De wettelijke rente over de proceskosten komt op de hierna in het dictum weergegeven wijze voor toewijzing in aanmerking.
in reconventie
4.20.
Uit hetgeen hiervoor in conventie is overwogen, blijkt dat de reconventionele vorderingen moeten worden afgewezen met veroordeling van Seventh Oak in de proceskosten, aan de zijde van [eiseres in conventie in de hoofdzaak, verweerster in reconventie in de hoofdzaak] tot op heden begroot op € 120,00 aan salaris gemachtigde.
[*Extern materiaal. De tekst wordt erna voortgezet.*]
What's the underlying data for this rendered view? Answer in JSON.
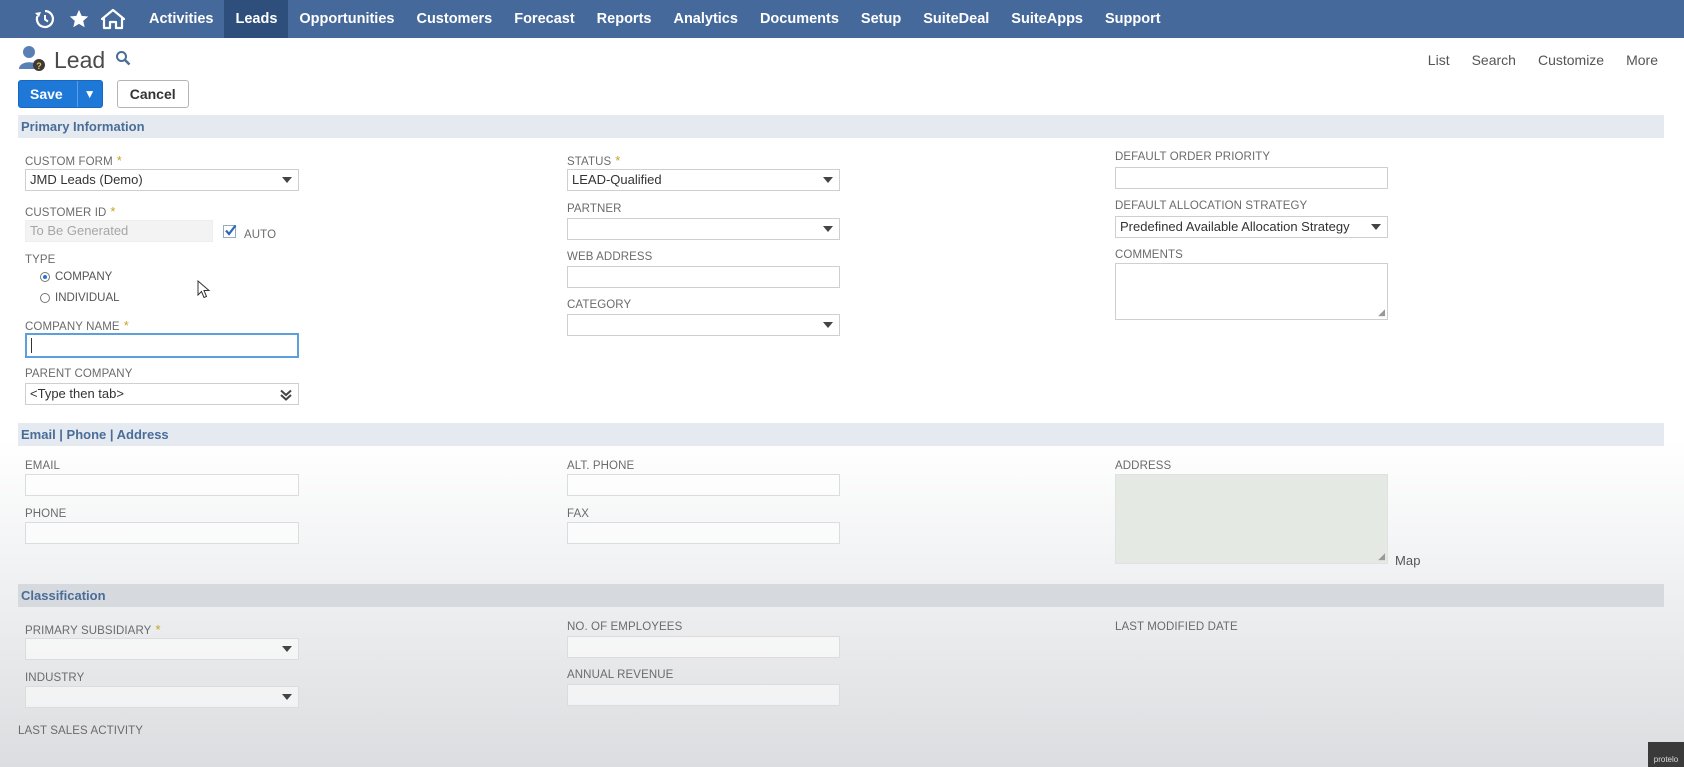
{
  "nav": {
    "items": [
      "Activities",
      "Leads",
      "Opportunities",
      "Customers",
      "Forecast",
      "Reports",
      "Analytics",
      "Documents",
      "Setup",
      "SuiteDeal",
      "SuiteApps",
      "Support"
    ],
    "active": "Leads"
  },
  "header": {
    "title": "Lead",
    "links": [
      "List",
      "Search",
      "Customize",
      "More"
    ],
    "save_label": "Save",
    "cancel_label": "Cancel"
  },
  "primary": {
    "heading": "Primary Information",
    "custom_form": {
      "label": "CUSTOM FORM",
      "value": "JMD Leads (Demo)"
    },
    "customer_id": {
      "label": "CUSTOMER ID",
      "placeholder": "To Be Generated",
      "auto_label": "AUTO"
    },
    "type": {
      "label": "TYPE",
      "options": [
        "COMPANY",
        "INDIVIDUAL"
      ],
      "selected": "COMPANY"
    },
    "company_name": {
      "label": "COMPANY NAME",
      "value": ""
    },
    "parent_company": {
      "label": "PARENT COMPANY",
      "value": "<Type then tab>"
    },
    "status": {
      "label": "STATUS",
      "value": "LEAD-Qualified"
    },
    "partner": {
      "label": "PARTNER",
      "value": ""
    },
    "web_address": {
      "label": "WEB ADDRESS",
      "value": ""
    },
    "category": {
      "label": "CATEGORY",
      "value": ""
    },
    "default_order_priority": {
      "label": "DEFAULT ORDER PRIORITY",
      "value": ""
    },
    "default_allocation_strategy": {
      "label": "DEFAULT ALLOCATION STRATEGY",
      "value": "Predefined Available Allocation Strategy"
    },
    "comments": {
      "label": "COMMENTS",
      "value": ""
    }
  },
  "contact": {
    "heading": "Email | Phone | Address",
    "email": {
      "label": "EMAIL"
    },
    "phone": {
      "label": "PHONE"
    },
    "alt_phone": {
      "label": "ALT. PHONE"
    },
    "fax": {
      "label": "FAX"
    },
    "address": {
      "label": "ADDRESS",
      "map_link": "Map"
    }
  },
  "classification": {
    "heading": "Classification",
    "primary_subsidiary": {
      "label": "PRIMARY SUBSIDIARY"
    },
    "industry": {
      "label": "INDUSTRY"
    },
    "no_of_employees": {
      "label": "NO. OF EMPLOYEES"
    },
    "annual_revenue": {
      "label": "ANNUAL REVENUE"
    },
    "last_modified_date": {
      "label": "LAST MODIFIED DATE"
    },
    "last_sales_activity": {
      "label": "LAST SALES ACTIVITY"
    }
  },
  "watermark": "protelo",
  "colors": {
    "nav": "#46699b",
    "nav_active": "#2e4f7c",
    "save": "#1e78d8",
    "section_band": "#e5eaf1",
    "required": "#c9a21f"
  }
}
De kantonrechter zal de kosten van het vrijwaringsincident compenseren, in die zin dat iedere partij de eigen kosten draagt.

5.De beslissing

De kantonrechter
in conventie
5.1.
veroordeelt Seventh Oak om aan [eiseres in conventie in de hoofdzaak, verweerster in reconventie in de hoofdzaak] tegen bewijs van kwijting te betalen een bedrag van € 2.703,53 aan geleden schade vanwege het te weinig ontvangen bedrag aan uitkering over de periode mei 2008 tot en met november 2012, vermeerderd met de wettelijke rente vanaf het moment van opeisbaarheid tot de dag van algehele voldoening,
5.2.
veroordeelt Seventh Oak om aan [eiseres in conventie in de hoofdzaak, verweerster in reconventie in de hoofdzaak] tegen bewijs van kwijting te betalen een bedrag van € 752,68 aan kosten ter vaststelling van de schadevordering, vermeerderd met de wettelijke rente vanaf het moment van opeisbaarheid tot de dag van algehele voldoening,
5.3.
compenseert de kosten van het incident, in die zin dat ieder van de partij haar eigen kosten draagt,
5.4.
veroordeelt Seventh Oak tot betaling van de proceskosten, die aan de zijde van [eiseres in conventie in de hoofdzaak, verweerster in reconventie in de hoofdzaak] worden begroot op € 526,17, vermeerderd met de wettelijke rente vanaf twee weken na betekening van het vonnis tot de dag van algehele voldoening,
5.5.
verklaart dit vonnis tot zover uitvoerbaar bij voorraad,
5.6.
wijst af het meer of anders gevorderde,
in reconventie
5.7.
wijst de vorderingen af;
5.8.
veroordeelt Seventh Oak tot betaling van de proceskosten, die aan de zijde van [eiseres in conventie in de hoofdzaak, verweerster in reconventie in de hoofdzaak] worden begroot op € 120,00 aan salaris gemachtigde,
5.9.
verklaart dit vonnis ten aanzien van de proceskostenveroordeling uitvoerbaar bij voorraad,
Dit vonnis is gewezen door mr. W.J.J. Beurskens, kantonrechter, en is in aanwezigheid van de griffier in het openbaar uitgesproken.